Living in America, surrounded by other Americans, the responsibility for these horrors is distributed between strangers standing around in a Starbucks line. There is the experience of collective, unspoken guilt we feel, some of us, at least, with Trump. There is also an urge to stop, and if possible, punish, crimes carried out by Trump’s campaign or administration. 

Children separated from their parents will grow up one day and remember what the United States did to them. They will remember where they were on July 4th for the rest of their lives. Americans will remember Trump’s concentration camps in a different way, but it is not clear yet whether, in 2020, they will endorse them or reject them. 

With the 2020 elections comes closer with every passing second, even as you read this sentence, a pivot in history looms like the ground beneath a plane descending with broken landing gear.

Turkish people, however, will not mark this July 4th as anything more than Thursday. These are tragedies unfolding on the Western Hemisphere. Central America and the US relationship to it is about as alien a topic of conversation here as the concept of the “Balkans” would be in the US. Indeed, Turkey has outshone the U.S. in its ability to host millions of Syrian refugees, when the US isn’t able to handle the entry of just a few thousand desperate people fleeing for their lives. 

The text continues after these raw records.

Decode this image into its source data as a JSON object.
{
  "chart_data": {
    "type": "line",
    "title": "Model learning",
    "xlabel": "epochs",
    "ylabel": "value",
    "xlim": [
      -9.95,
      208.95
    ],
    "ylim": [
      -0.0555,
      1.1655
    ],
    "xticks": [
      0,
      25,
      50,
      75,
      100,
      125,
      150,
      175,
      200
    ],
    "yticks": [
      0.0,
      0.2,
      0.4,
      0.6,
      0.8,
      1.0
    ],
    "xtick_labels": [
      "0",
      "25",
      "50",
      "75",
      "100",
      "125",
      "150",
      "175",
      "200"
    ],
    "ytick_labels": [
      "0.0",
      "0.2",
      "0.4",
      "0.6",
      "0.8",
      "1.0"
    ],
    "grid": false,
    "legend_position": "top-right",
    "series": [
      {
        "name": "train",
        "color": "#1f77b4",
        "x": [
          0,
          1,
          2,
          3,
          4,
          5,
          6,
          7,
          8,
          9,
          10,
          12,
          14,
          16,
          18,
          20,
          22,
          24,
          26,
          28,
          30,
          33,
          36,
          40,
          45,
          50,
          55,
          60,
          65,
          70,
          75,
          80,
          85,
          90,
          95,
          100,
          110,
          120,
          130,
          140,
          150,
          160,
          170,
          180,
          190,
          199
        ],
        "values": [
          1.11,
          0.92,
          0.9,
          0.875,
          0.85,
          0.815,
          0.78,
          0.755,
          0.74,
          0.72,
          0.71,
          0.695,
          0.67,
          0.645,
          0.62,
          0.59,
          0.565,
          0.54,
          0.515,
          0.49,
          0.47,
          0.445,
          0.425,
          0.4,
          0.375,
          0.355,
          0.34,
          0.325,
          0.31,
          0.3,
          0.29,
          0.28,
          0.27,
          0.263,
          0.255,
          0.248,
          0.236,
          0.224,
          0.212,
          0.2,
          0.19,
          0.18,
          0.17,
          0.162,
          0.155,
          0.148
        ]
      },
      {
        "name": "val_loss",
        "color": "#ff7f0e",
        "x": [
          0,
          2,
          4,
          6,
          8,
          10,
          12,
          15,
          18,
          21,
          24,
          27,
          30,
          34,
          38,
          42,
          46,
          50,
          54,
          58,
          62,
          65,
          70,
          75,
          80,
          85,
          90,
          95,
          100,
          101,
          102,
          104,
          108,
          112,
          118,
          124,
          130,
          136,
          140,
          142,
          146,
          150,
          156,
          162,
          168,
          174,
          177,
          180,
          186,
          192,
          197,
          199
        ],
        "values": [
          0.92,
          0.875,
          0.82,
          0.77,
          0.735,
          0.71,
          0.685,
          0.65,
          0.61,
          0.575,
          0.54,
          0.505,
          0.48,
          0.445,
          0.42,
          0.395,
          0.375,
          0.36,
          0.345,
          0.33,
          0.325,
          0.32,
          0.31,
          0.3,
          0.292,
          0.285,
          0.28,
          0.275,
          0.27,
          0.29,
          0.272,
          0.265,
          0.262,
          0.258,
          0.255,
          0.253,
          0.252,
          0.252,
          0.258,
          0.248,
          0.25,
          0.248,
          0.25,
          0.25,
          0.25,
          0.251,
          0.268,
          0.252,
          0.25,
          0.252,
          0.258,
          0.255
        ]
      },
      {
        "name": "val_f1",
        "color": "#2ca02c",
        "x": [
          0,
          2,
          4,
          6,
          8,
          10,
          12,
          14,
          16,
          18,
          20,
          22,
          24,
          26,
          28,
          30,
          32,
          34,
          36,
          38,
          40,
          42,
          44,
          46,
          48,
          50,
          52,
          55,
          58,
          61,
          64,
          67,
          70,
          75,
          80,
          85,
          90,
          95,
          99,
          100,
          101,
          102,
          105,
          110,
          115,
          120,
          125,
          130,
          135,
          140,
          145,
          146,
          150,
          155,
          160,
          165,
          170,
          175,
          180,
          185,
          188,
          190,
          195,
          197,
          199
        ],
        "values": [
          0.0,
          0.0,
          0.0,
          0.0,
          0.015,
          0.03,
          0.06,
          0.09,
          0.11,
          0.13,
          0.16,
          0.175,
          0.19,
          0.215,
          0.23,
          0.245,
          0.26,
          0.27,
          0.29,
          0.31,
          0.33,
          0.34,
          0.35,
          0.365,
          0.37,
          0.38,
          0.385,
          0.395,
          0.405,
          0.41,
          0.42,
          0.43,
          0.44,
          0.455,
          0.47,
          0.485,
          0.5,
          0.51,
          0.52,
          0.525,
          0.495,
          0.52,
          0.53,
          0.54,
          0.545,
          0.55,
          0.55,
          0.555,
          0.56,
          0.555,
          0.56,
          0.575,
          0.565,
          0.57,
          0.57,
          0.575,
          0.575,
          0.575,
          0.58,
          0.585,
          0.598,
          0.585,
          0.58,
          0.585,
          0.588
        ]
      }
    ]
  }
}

Whatever happens in 2020, it will be difficult for Americans to forgive each other, even if they can oust Trump from office. There is bad news about Trump’s polling numbers in crucial swing states he won in 2016. That year may have represented a perfect storm of factors that propelled Trump to the presidency, where he was able to lose the popular vote but win the electoral college. 

If he wins again in 2020, however, the consequences for the whole world could be dire. Americans would no longer be able to claim that electing Trump was an aberration, but somewhat indicative of something more profound, an indelible flaw in the country’s character. 

Right now, the United States is setting an example for the world that countries can, if they want, establish concentration camps for migrants. Australia already has. Refugees languish on Lesbos, in Greece, in squalid, dangerous conditions. Young migrants marooned there have killed themselves or tried, faced with such enormous isolation and despair. 

African asylum seekers in Libya find themselves sold as slaves. Asylum seekers and migrants in the US wind up as an invaluable business opportunity, too, with private prisons and prison services contractors profiting from the detention. 

Climate change threatens to increase the number of people fleeing tropical zones rendered uninhabitable by the process. If Americans vote for concentration camps in 2020, it will give other world powers license to establish their own now and in the future. 

What the world needs is an American president who is at least aware that human suffering is not just a means to an end, but something deserving of resolution, or at least sincere attempts to reduce it. 

Trump proudly displays a lack of concern for the suffering of others, and brands himself as a president who “gets tough,” no matter what his critics or the “fake news” say. 

Until November 2020, and beyond, those will be Trump’s refrains.